Besides clinical examination or rising serum thyroglobulin concentrations, the most sensitive technique is ultrasonography for the detection of the recurrent tumor in the thyroid bed and the neck region [37,38]. For this reason, ultrasonography should be considered in the routine follow- up of patients especially with extrathyroidal invasion. A recent study by Pacini et al.  reported that a combination of rhTSH-stimulated thyroglobulin and neck ultrasonography has a better predictive value than either rhTSH- stimulated thyroglobulin alone or in combination with radioiodine scanning.
Other radiographic studies like chest X-rays, computerized tomograms (CT), magnetic resonance imaging (MRI), skeletal x-rays, and skeletal radionuclide imaging may also be used in the routine follow-up. [18F] Fluorodeoxyglucose positron-emission tomography imaging can detect recurrence or metastases; however, its use should be limited to the patients with increased thyroglobulin levels and negative radioiodine scan, CT or MRI .

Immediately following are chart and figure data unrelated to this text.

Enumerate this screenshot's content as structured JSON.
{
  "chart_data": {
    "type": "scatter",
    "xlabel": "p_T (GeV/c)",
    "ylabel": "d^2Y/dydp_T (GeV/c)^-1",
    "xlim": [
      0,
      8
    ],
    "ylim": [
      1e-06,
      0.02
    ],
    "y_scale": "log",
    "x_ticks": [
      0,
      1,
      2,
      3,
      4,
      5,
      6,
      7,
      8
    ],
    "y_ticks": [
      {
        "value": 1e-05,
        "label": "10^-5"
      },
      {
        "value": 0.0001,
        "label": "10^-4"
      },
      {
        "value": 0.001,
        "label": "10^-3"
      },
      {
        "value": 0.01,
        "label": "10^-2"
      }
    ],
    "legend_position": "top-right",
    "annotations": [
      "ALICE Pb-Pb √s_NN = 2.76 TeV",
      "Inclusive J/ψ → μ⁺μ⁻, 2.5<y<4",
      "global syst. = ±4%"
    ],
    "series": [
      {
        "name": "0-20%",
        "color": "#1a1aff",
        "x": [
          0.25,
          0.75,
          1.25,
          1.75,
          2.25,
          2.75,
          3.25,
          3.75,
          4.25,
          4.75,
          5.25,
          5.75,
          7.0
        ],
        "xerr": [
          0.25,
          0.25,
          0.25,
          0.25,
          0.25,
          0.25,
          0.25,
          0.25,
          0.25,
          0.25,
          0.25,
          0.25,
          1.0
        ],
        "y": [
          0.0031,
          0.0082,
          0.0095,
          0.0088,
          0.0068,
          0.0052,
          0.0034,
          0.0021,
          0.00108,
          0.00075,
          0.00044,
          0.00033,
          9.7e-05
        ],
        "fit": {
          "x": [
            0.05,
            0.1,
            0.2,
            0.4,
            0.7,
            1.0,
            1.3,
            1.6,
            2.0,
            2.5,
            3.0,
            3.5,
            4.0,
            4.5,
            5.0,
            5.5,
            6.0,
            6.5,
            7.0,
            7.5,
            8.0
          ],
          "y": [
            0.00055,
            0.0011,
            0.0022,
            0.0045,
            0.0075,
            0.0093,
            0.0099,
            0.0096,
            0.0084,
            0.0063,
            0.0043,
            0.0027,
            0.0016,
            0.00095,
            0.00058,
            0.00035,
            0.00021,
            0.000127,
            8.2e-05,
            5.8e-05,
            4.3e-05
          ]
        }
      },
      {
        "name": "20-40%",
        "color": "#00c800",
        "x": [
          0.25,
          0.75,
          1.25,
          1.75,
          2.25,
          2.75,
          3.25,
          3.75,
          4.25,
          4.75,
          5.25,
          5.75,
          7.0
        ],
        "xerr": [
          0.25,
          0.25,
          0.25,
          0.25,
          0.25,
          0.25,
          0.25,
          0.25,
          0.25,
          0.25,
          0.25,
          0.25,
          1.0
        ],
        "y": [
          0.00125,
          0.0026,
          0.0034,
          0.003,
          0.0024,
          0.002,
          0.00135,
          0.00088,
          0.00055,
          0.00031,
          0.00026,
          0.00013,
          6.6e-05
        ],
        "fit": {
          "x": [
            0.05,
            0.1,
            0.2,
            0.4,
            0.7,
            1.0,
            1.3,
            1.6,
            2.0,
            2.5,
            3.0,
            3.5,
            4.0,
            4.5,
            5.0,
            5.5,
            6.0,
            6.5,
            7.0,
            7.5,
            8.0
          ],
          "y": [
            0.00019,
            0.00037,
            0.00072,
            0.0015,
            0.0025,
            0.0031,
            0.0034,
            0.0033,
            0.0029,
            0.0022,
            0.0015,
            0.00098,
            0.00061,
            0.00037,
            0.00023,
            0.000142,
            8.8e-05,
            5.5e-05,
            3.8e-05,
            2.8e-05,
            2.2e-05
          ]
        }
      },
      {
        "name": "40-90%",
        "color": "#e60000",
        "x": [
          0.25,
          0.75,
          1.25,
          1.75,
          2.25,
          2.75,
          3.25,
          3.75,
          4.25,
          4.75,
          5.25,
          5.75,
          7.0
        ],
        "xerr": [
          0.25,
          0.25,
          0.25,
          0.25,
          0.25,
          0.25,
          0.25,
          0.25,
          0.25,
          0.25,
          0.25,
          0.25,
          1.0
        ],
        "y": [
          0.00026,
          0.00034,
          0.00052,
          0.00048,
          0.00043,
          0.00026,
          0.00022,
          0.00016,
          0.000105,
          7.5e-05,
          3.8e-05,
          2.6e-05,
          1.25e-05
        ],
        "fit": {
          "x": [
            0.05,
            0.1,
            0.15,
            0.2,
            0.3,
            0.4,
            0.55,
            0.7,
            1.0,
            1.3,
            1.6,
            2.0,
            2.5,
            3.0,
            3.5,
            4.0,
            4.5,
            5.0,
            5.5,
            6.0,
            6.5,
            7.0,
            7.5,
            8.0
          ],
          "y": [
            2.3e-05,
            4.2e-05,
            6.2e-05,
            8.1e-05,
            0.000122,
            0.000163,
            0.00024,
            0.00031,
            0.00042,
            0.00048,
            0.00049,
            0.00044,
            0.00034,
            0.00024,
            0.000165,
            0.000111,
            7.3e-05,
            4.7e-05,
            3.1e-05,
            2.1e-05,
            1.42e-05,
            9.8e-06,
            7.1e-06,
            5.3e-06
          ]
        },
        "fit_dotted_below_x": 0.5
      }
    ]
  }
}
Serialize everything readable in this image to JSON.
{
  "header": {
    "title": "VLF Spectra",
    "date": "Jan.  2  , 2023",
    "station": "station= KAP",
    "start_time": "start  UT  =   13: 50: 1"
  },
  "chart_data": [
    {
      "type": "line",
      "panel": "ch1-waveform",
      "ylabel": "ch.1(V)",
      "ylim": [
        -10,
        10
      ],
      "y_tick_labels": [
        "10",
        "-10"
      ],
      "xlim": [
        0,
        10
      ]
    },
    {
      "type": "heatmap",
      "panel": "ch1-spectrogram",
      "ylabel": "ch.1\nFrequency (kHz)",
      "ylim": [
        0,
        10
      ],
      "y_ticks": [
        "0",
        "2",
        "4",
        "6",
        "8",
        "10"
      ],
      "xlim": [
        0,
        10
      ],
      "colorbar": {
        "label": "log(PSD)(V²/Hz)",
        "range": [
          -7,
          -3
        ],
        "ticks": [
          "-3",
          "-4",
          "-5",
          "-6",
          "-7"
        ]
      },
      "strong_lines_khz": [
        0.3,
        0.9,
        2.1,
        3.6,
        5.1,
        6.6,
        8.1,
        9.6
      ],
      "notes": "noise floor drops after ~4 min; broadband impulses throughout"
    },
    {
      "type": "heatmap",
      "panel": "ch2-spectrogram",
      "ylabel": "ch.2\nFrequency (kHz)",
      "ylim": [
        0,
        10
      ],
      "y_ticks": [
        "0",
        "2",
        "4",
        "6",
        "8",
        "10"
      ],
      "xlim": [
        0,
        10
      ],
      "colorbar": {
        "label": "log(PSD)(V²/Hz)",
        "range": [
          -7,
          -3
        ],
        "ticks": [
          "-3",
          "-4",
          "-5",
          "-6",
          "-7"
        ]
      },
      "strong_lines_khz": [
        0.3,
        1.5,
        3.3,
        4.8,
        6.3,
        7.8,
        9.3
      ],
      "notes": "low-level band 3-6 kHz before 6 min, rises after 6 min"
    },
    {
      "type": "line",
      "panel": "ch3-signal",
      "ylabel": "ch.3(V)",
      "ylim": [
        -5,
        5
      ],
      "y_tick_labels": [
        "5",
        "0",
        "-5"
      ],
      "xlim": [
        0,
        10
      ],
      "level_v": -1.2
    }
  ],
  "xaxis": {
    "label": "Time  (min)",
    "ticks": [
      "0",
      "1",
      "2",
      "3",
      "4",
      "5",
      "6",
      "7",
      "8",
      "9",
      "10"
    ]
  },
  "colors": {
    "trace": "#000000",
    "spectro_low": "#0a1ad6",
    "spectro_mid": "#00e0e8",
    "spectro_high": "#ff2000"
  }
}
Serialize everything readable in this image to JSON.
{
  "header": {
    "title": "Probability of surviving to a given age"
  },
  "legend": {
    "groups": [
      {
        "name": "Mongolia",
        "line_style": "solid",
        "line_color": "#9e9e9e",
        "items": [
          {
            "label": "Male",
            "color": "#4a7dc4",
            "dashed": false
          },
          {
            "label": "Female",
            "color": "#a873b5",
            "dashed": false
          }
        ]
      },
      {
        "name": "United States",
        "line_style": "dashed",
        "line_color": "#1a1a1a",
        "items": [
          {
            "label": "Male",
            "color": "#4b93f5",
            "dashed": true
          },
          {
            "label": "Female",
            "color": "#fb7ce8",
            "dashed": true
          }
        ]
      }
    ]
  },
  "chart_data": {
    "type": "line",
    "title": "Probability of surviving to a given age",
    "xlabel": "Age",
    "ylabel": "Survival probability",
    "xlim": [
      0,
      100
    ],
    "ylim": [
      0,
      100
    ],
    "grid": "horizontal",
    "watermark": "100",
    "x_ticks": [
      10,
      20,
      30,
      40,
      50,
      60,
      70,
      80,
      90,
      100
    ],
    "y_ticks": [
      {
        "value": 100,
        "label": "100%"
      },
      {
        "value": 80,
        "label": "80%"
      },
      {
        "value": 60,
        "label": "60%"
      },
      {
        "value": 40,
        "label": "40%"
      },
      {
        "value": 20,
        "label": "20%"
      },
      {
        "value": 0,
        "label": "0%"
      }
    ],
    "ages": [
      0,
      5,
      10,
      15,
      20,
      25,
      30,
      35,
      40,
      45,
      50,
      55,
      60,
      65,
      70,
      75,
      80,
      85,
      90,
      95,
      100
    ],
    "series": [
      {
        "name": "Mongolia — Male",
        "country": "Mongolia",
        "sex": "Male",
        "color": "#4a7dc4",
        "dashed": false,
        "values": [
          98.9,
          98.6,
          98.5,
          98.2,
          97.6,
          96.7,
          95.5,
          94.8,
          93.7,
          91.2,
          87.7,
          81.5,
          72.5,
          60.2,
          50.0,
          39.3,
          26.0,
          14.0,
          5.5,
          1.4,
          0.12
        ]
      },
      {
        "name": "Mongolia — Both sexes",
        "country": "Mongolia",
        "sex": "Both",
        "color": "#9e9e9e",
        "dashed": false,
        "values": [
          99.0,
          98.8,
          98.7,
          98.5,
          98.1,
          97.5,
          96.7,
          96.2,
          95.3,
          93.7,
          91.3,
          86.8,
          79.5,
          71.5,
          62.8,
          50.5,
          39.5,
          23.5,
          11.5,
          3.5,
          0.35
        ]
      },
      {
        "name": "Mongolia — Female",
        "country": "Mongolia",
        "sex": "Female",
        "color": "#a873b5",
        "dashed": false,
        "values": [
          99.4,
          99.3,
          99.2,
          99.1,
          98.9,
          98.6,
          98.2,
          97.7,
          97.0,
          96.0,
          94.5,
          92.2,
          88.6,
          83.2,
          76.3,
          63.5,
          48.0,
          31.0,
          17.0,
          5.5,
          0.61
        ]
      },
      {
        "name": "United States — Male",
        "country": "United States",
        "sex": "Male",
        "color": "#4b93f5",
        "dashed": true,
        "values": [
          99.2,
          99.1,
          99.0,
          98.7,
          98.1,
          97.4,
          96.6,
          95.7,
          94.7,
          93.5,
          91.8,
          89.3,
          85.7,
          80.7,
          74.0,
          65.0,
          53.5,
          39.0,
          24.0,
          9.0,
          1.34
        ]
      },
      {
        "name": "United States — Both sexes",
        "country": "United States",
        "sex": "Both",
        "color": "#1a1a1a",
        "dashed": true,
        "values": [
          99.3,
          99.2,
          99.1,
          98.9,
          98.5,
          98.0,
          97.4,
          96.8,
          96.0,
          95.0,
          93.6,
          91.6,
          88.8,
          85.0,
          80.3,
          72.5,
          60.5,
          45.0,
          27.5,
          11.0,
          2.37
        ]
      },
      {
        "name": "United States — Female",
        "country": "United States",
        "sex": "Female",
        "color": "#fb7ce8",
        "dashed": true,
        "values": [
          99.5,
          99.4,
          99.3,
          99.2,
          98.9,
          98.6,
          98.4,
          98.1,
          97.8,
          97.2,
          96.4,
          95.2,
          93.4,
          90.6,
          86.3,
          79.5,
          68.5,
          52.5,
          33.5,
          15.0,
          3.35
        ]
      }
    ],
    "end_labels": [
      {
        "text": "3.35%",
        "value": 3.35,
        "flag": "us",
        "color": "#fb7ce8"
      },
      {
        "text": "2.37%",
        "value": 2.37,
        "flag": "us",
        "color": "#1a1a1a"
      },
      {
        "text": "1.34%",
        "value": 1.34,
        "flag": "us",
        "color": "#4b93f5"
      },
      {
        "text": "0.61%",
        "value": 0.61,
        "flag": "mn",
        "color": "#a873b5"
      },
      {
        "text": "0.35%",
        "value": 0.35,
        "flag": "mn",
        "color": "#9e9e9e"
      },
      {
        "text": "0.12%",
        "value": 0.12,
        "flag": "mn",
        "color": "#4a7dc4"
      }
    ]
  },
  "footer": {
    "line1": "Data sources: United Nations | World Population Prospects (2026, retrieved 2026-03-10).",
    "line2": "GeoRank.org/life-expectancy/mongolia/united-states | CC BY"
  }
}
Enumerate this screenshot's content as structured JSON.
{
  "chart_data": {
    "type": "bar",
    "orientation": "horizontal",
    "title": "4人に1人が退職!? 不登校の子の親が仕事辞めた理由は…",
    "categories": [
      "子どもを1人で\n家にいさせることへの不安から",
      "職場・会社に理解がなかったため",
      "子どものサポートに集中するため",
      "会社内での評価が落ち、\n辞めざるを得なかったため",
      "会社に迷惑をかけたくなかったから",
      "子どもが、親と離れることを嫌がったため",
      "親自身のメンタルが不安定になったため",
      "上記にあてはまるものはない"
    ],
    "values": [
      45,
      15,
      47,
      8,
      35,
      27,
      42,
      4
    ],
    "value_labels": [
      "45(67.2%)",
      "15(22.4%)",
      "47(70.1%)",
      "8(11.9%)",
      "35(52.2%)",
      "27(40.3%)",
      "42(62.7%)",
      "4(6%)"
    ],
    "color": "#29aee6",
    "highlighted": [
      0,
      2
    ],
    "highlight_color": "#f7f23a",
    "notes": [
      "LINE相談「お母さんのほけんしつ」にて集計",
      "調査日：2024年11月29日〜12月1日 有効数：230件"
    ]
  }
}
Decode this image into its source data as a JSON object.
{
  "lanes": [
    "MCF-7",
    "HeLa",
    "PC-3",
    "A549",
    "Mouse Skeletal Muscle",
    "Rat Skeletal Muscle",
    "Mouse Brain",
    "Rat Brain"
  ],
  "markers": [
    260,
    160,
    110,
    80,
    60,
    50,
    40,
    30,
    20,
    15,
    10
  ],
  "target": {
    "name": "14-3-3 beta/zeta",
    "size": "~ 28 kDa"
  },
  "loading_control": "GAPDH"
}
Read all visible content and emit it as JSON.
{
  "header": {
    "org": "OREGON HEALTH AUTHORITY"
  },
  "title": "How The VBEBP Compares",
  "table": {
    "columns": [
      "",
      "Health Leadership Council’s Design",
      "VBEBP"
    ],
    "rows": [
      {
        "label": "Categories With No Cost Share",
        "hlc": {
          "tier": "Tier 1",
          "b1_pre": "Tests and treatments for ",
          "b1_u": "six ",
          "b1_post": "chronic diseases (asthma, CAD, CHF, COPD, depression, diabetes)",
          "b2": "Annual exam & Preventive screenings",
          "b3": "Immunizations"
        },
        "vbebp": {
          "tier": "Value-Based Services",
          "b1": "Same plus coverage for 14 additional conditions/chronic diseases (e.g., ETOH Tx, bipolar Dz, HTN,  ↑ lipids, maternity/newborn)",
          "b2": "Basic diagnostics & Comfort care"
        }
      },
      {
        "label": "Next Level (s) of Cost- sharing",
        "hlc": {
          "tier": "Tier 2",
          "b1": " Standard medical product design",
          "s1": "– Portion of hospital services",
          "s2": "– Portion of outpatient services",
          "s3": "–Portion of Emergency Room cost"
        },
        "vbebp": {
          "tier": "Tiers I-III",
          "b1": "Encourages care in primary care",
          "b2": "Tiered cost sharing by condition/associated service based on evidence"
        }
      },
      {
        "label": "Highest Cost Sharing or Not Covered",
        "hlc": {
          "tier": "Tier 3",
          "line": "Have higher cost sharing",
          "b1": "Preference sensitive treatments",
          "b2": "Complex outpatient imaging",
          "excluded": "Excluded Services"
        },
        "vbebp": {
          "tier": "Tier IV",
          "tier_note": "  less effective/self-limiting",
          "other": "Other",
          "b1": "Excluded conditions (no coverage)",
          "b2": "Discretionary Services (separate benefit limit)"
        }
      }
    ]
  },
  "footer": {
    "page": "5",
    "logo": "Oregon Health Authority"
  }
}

Primary therapy of the recurrence in lymph nodes is surgery and then radioiodine therapy, if possible. If the recurrence within the thyroid bed is associated with soft tissue, tracheal or esophageal invasion it may require more extensive resection. After surgery, radioiodine therapy or external radiotherapy should be given. Patients who develop distant metastases are treated like those with metastases found at the time of initial treatment. However, radioiodine therapy may be less effective in these patients . Surgery may be considered for patients with single distant metastases, like single brain or bone metastasis . Systemic chemotherapy or palliative external radiotherapy may be considered for patients with either local or distant recurrence, or when radioiodine fails to control local growth and spread of disease.